We consider the problem of monotone, submodular maximization over a ground set of size $n$ subject to cardinality constraint $k$. For this problem, we introduce streaming algorithms with linearquery complexity and linear number of arithmetic operations; these algorithms are the first deterministic algorithms for submodular maximization that require a linear number of arithmetic operations. Specifically, for any $c \ge 1, \epsilon > 0$, we propose a single-pass, deterministic streaming algorithm with ratio $1/(4c)-\epsilon$, query complexity $\lceil n / c \rceil + c$, memory complexity $O(k \log k)$, and $O(n)$ total running time. As $k \to \infty$, the ratio converges to $(1 - 1/e)/(c + 1)$. In addition, we propose a deterministic, multi-pass streaming algorithm with $O(1 / \epsilon)$ passes that achieves ratio $1-1/e - \epsilon$ in $O(n/\epsilon)$ queries, $O(k \log (k))$ memory, and $O(n)$ time. We prove a lower bound that implies no constant-factor approximation exists using $o(n)$ queries, even if queries to infeasible sets are allowed. An experimental analysis demonstrates that our algorithms require fewer queries (often substantially less than $n$) to achieve better objective value than the current state-of-the-art algorithms.
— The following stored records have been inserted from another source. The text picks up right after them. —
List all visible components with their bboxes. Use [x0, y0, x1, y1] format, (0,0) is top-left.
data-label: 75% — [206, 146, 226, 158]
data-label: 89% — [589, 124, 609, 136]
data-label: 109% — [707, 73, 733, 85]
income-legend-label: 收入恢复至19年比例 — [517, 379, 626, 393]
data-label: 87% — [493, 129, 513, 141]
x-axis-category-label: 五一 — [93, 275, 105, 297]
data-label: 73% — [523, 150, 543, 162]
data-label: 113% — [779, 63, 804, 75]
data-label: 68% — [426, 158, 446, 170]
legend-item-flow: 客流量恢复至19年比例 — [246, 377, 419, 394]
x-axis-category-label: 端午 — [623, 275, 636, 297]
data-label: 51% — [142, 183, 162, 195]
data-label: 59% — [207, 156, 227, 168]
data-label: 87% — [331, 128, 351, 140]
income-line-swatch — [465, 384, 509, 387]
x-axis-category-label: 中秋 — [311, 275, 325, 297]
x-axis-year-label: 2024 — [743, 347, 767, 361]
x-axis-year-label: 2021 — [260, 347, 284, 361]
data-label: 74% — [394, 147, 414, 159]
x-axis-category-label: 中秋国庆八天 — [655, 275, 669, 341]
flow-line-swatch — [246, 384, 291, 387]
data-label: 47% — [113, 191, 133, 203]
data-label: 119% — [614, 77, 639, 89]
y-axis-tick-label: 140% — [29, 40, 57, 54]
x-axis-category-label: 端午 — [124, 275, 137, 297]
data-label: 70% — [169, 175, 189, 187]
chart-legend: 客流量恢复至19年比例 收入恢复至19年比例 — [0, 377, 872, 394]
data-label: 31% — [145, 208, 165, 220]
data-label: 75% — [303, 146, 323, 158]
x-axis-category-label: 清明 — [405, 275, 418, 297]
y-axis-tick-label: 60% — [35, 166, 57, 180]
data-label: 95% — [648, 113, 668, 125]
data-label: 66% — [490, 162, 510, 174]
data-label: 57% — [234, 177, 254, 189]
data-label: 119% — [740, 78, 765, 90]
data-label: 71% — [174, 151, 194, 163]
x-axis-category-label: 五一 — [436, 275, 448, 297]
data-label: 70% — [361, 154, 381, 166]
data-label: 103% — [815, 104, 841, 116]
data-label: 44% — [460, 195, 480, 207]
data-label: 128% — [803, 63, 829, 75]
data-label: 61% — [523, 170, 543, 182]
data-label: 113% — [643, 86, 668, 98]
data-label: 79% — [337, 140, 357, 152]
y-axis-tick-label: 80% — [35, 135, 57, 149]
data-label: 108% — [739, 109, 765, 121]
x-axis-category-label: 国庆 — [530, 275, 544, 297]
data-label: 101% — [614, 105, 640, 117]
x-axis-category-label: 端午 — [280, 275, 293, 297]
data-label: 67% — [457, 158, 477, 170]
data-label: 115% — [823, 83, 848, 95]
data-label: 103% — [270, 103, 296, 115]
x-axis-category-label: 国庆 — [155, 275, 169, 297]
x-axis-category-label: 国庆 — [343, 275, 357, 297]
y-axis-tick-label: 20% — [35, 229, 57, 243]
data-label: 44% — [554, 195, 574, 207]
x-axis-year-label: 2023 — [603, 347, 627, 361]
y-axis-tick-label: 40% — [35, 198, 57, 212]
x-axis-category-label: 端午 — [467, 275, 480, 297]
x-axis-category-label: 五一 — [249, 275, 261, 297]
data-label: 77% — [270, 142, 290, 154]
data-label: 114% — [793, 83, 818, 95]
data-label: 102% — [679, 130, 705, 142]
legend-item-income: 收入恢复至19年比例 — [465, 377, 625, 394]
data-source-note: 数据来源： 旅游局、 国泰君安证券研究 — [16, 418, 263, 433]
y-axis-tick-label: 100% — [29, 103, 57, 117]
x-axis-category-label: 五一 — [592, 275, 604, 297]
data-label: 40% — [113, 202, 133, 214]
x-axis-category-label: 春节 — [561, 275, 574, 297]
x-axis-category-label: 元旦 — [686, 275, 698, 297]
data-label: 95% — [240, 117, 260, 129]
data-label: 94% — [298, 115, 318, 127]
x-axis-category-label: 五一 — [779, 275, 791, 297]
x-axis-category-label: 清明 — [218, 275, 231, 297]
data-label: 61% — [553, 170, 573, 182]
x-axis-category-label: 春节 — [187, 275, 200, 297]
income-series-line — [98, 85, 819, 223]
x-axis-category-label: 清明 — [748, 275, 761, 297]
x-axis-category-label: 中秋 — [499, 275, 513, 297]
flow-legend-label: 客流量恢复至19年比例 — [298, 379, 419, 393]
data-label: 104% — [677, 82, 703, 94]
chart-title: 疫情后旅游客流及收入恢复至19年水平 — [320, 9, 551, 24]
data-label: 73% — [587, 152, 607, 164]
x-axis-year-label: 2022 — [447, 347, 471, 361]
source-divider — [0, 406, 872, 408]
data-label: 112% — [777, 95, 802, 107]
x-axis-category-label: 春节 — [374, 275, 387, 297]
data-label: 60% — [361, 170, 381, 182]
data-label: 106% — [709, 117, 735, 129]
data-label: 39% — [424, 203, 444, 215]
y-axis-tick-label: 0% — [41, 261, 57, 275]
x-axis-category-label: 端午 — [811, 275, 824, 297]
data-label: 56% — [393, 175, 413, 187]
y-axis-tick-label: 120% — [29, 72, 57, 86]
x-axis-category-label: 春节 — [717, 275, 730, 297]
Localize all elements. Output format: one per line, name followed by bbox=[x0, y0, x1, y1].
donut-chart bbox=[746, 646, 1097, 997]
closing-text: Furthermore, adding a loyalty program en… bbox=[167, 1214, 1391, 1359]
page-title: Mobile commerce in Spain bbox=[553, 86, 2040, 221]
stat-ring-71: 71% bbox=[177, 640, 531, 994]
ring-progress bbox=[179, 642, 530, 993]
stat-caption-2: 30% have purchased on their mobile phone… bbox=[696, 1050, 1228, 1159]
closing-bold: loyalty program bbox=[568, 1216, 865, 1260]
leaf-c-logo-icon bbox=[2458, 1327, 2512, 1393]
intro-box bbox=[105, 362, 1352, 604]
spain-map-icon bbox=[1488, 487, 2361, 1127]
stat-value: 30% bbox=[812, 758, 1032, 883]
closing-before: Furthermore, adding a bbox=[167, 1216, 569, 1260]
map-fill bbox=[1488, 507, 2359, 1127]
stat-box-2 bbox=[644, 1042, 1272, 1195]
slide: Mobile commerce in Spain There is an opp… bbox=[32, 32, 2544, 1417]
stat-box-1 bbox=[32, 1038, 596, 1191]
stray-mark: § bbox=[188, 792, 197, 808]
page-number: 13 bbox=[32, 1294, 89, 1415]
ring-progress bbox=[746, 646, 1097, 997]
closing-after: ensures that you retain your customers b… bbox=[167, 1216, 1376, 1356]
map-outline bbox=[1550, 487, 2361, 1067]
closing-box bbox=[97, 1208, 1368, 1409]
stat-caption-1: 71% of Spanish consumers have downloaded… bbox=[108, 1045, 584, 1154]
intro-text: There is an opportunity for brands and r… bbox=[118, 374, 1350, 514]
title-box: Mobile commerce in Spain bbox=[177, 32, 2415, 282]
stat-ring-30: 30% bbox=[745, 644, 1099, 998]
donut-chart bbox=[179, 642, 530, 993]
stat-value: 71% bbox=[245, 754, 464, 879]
We study parallelizable algorithms for maximization of a submodular function, not necessarily monotone, with respect to a cardinality constraint $k$. We improve the best approximation factor achieved by an algorithm that has optimal adaptivity and query complexity, up to logarithmic factors in the size $n$ of the ground set, from $0.039 - \epsilon$ to $0.193 - \epsilon$. We provide two algorithms; the first has approximation ratio $1/6 - \epsilon$, adaptivity $O( \log n )$, and query complexity $O( n \log k )$, while the second has approximation ratio $0.193 - \epsilon$, adaptivity $O( \log^2 n )$, and query complexity $O(n \log k)$. Heuristic versions of our algorithms are empirically validated to use a low number of adaptive rounds and total queries while obtaining solutions with high objective value in comparison with highly adaptive approximation algorithms.